Joan Mazza has earned an Honorable Mention in Streetlight’s 2023 Poetry Contest
We Left My Father and Sister at Home
Because my mother didn’t drive, we took the bus to Winsted,
Connecticut. Two of us alone to visit cousins on the Nicosia
side of the family. They’d named a cow Josephine,
after my grandmother, who took it as a compliment.
That summer I was fourteen and fell in love with the scent
of hay, adored by the kitten who lived under the house,
and cousin Mike. Zio Nicosia, too old to drive the tractor,
taught me to gather eggs. Chickens fluttered, kicked up
manure dust and feathers. “Do you know if they’re fertile?
“No fertile.” He frowned at me. City girl, I puzzled over this.
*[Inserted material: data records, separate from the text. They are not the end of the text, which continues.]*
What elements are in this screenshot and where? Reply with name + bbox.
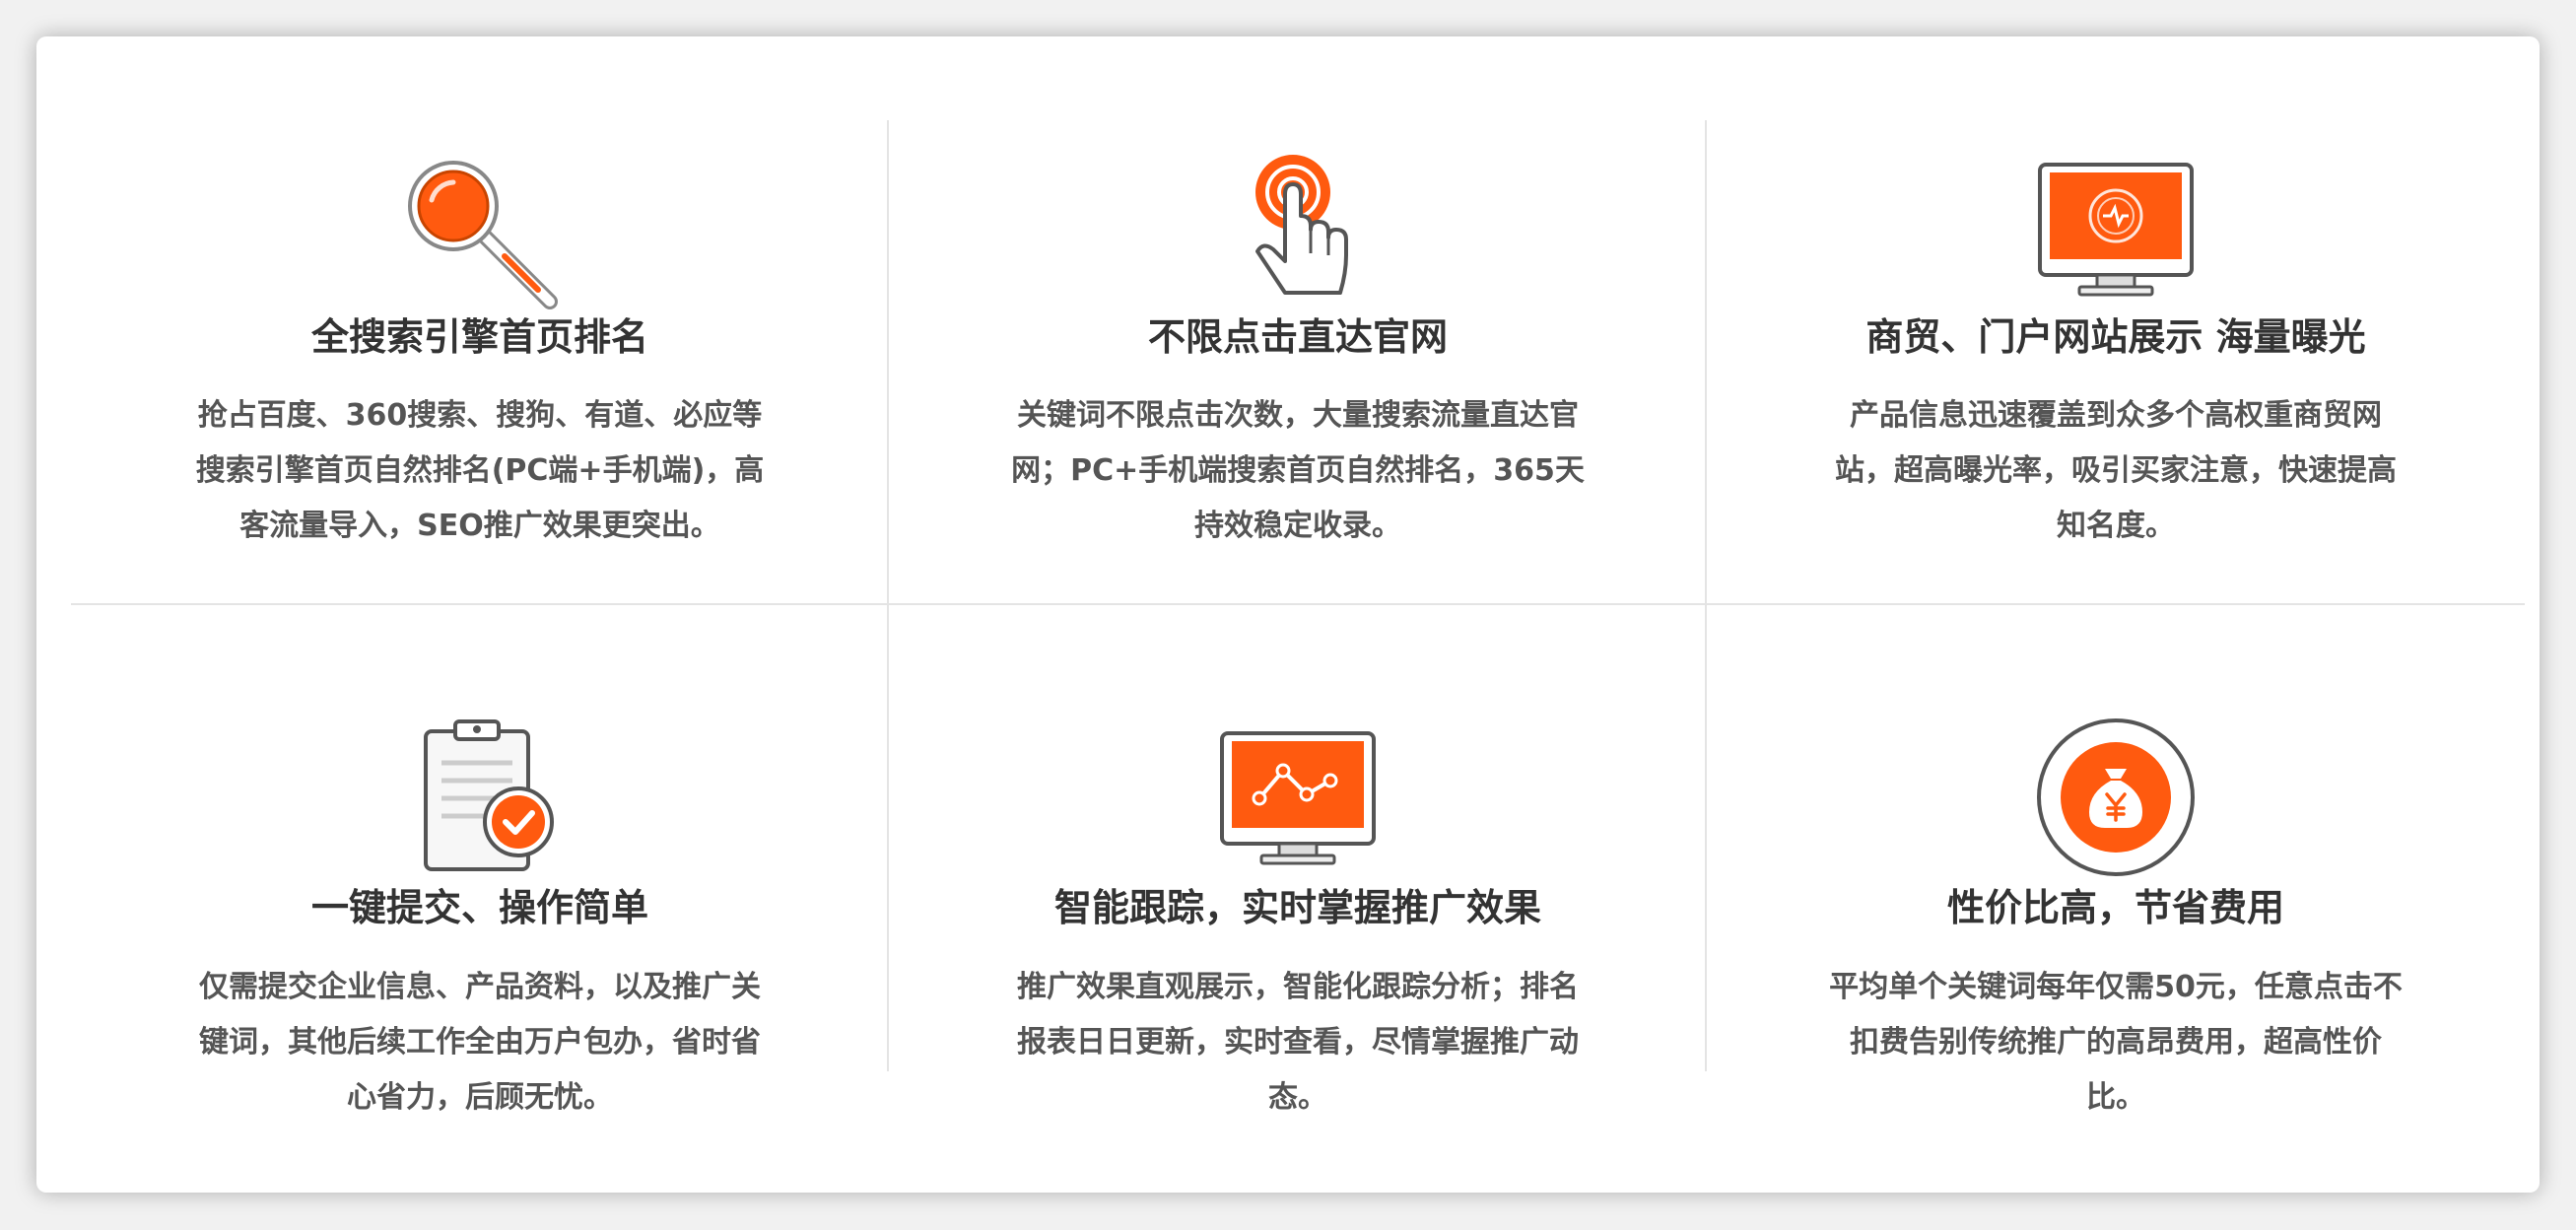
feature-title: 全搜索引擎首页排名 <box>310 315 648 359</box>
feature-description: 关键词不限点击次数，大量搜索流量直达官网；PC+手机端搜索首页自然排名，365天… <box>1011 398 1585 543</box>
clipboard-check-icon <box>396 714 564 881</box>
feature-description: 推广效果直观展示，智能化跟踪分析；排名报表日日更新，实时查看，尽情掌握推广动态。 <box>1017 970 1579 1115</box>
feature-title: 一键提交、操作简单 <box>310 886 648 929</box>
feature-smart-tracking: 智能跟踪，实时掌握推广效果 推广效果直观展示，智能化跟踪分析；排名报表日日更新，… <box>889 605 1707 1115</box>
feature-description: 平均单个关键词每年仅需50元，任意点击不扣费告别传统推广的高昂费用，超高性价比。 <box>1829 970 2403 1115</box>
feature-unlimited-clicks: 不限点击直达官网 关键词不限点击次数，大量搜索流量直达官网；PC+手机端搜索首页… <box>889 46 1707 543</box>
feature-title: 性价比高，节省费用 <box>1946 886 2284 929</box>
monitor-display-icon <box>2032 145 2200 312</box>
feature-cost-effective: 性价比高，节省费用 平均单个关键词每年仅需50元，任意点击不扣费告别传统推广的高… <box>1707 605 2525 1115</box>
feature-title: 商贸、门户网站展示 海量曝光 <box>1865 315 2366 359</box>
tap-hand-icon <box>1214 145 1382 312</box>
features-panel: 全搜索引擎首页排名 抢占百度、360搜索、搜狗、有道、必应等搜索引擎首页自然排名… <box>36 36 2540 1193</box>
feature-title: 不限点击直达官网 <box>1147 315 1448 359</box>
feature-title: 智能跟踪，实时掌握推广效果 <box>1053 886 1541 929</box>
feature-description: 产品信息迅速覆盖到众多个高权重商贸网站，超高曝光率，吸引买家注意，快速提高知名度… <box>1835 398 2397 543</box>
magnifier-icon <box>396 145 564 312</box>
feature-description: 仅需提交企业信息、产品资料，以及推广关键词，其他后续工作全由万户包办，省时省心省… <box>199 970 761 1115</box>
feature-one-click-submit: 一键提交、操作简单 仅需提交企业信息、产品资料，以及推广关键词，其他后续工作全由… <box>71 605 889 1115</box>
feature-portal-exposure: 商贸、门户网站展示 海量曝光 产品信息迅速覆盖到众多个高权重商贸网站，超高曝光率… <box>1707 46 2525 543</box>
feature-search-ranking: 全搜索引擎首页排名 抢占百度、360搜索、搜狗、有道、必应等搜索引擎首页自然排名… <box>71 46 889 543</box>
feature-description: 抢占百度、360搜索、搜狗、有道、必应等搜索引擎首页自然排名(PC端+手机端)，… <box>195 398 765 543</box>
monitor-chart-icon <box>1214 714 1382 881</box>
money-bag-icon <box>2032 714 2200 881</box>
“No roost,” he added. “Oh, roosters!” I reached beneath
the fussy, warm hens and loaded my basket
with brown eggs fried for breakfast. Until the sun went down
and turned the trees to silhouettes, I spent the day jumping
off the porch into a pile of hay with my cousins.
Around a long, stained wood table, we ate garden green beans
and soup my mother made from a hen in a black cast iron pot.
On the counter, white ceramic canisters with blue flowers:
SUGAR, FLOUR, SALT. Mason jars held dry beans, peas,
rice, and tubettini. Cigarettes, rum and Coca Cola for quiet
Aunt Margaret. “I can buy ‘em and sell ‘em,” Uncle Albert said
of everyone and drank his scotch. Even the children drank
some homemade wine. I slept in the parlor on an old couch
that smelled of their dog, long dead. Between the coats of paint,
conversations of a hundred years. All night I listened.